Old guys like me remember saving files to 8 1/2" floppy disks. You always had to save a file twice, on two different disks, so that if one disk went bad (and floppies went bad with discouraging regularity), you could retrieve the data from the other.
Of course, hard drives came along. These were much more rugged than floppies, and didn't fail all that often. And people got out of the habit of backing up files.
But hard drives do fail. Not often, but it only takes once. And that's worse than a failed floppy, which might have only held 10 files. If you don't back up, everything is lost.
I recently got a question about saving files from a student whose hard drive failed.
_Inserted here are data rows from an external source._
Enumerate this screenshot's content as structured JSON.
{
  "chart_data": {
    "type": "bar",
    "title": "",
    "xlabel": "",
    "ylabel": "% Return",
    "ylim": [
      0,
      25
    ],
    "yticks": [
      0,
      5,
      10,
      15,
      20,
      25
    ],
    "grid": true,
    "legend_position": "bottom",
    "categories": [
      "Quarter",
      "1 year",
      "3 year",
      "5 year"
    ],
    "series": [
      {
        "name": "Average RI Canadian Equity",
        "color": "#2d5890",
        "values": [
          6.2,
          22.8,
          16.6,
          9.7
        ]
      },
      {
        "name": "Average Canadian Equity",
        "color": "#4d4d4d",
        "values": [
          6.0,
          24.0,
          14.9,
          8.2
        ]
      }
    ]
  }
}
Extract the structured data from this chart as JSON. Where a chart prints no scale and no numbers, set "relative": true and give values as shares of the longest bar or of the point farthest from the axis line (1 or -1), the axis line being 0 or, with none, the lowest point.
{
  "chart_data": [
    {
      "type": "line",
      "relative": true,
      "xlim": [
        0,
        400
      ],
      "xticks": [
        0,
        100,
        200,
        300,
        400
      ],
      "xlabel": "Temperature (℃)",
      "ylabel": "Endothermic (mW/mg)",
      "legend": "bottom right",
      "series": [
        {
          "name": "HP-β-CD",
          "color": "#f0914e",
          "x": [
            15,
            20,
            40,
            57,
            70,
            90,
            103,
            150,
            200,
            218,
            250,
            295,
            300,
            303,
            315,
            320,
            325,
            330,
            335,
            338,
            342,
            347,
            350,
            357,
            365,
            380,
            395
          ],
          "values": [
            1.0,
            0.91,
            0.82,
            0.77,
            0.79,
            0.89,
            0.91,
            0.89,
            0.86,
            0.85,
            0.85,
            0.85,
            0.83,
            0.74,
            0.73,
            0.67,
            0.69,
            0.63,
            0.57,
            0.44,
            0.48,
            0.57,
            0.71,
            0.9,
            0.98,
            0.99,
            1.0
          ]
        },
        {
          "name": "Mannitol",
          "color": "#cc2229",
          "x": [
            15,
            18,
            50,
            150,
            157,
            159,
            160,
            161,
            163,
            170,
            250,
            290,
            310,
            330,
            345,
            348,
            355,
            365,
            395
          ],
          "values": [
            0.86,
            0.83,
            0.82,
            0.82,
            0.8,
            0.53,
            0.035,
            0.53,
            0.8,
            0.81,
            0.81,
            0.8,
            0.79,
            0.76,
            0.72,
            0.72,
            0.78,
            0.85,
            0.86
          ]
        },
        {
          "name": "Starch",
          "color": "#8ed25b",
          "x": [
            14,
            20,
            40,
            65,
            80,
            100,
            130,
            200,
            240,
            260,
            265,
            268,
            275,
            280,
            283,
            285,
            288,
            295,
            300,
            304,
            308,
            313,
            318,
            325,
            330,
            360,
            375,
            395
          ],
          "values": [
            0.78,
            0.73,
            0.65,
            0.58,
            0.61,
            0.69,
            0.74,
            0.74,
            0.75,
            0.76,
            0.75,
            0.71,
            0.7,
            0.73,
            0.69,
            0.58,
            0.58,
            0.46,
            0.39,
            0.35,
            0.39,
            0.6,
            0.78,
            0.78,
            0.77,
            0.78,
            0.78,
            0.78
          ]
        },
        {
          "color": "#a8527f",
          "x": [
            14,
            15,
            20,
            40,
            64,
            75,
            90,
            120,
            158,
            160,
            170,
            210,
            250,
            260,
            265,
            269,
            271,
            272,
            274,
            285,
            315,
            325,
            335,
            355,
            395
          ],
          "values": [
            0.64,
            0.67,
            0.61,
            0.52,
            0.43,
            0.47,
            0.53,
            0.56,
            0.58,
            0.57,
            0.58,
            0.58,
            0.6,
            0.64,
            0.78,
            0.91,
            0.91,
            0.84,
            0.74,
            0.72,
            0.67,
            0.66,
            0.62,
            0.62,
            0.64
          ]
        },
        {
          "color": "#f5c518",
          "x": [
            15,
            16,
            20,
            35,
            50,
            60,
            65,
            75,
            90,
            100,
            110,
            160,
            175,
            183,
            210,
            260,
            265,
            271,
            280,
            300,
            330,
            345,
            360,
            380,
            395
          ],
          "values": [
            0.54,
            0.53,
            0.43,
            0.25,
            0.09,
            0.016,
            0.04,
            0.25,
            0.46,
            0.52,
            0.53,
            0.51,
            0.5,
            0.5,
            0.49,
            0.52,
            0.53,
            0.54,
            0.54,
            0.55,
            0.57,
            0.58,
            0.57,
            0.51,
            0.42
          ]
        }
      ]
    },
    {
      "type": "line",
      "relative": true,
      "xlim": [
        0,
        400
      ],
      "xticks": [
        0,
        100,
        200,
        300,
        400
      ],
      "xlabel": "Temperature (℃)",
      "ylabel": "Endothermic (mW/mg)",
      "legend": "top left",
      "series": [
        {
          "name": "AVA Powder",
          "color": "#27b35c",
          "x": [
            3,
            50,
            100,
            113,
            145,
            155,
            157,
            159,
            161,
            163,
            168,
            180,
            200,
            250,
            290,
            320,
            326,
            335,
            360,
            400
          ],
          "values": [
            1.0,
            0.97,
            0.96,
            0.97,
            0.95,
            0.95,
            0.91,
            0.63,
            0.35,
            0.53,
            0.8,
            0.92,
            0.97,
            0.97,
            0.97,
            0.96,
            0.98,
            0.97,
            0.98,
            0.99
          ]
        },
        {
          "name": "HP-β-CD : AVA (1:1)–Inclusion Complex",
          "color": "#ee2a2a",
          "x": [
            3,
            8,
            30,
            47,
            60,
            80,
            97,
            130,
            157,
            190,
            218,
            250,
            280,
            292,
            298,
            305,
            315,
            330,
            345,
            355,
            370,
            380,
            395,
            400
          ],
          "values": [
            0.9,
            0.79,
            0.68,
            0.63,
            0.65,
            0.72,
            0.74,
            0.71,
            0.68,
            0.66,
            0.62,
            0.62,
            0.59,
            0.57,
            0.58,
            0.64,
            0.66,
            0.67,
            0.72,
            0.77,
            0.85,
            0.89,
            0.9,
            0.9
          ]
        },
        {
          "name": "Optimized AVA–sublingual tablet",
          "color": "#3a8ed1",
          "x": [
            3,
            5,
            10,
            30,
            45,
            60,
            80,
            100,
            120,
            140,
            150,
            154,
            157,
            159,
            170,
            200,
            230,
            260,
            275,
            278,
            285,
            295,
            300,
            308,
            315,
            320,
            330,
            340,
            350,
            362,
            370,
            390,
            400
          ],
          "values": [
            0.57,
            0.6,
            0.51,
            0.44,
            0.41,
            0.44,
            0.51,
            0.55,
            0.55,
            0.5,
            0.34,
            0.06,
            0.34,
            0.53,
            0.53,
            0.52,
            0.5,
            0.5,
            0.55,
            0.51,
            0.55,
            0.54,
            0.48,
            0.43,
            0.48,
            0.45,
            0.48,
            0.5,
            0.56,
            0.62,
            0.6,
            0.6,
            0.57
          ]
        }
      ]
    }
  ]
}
And I had to tell him there was little I can do.
So, even if hard drive failures are rare, it's vital to back up data in the off chance that you have one.
In the past, I have mentioned Mozy. It's a simple way to automatically back up your data. The free version has limited storage, but it's plenty for your papers and other documents.
If you want back up pictures, use Picasa or flickr or another online picture sharing service (some come with your digital camera). When you upload pictures to share, you are also backing them up, so you win in two ways.
And to be even safe, put your most important file on some additional service. We saw this week how Ruckus collapsed; the same thing can happen to the place where you're storing your data. If Mozy goes under, you can use another option. I've been trying out Mediafire, but there are many other free file hosting services.
It's best to prepare, so if the worst happens, you can recover as much as possible.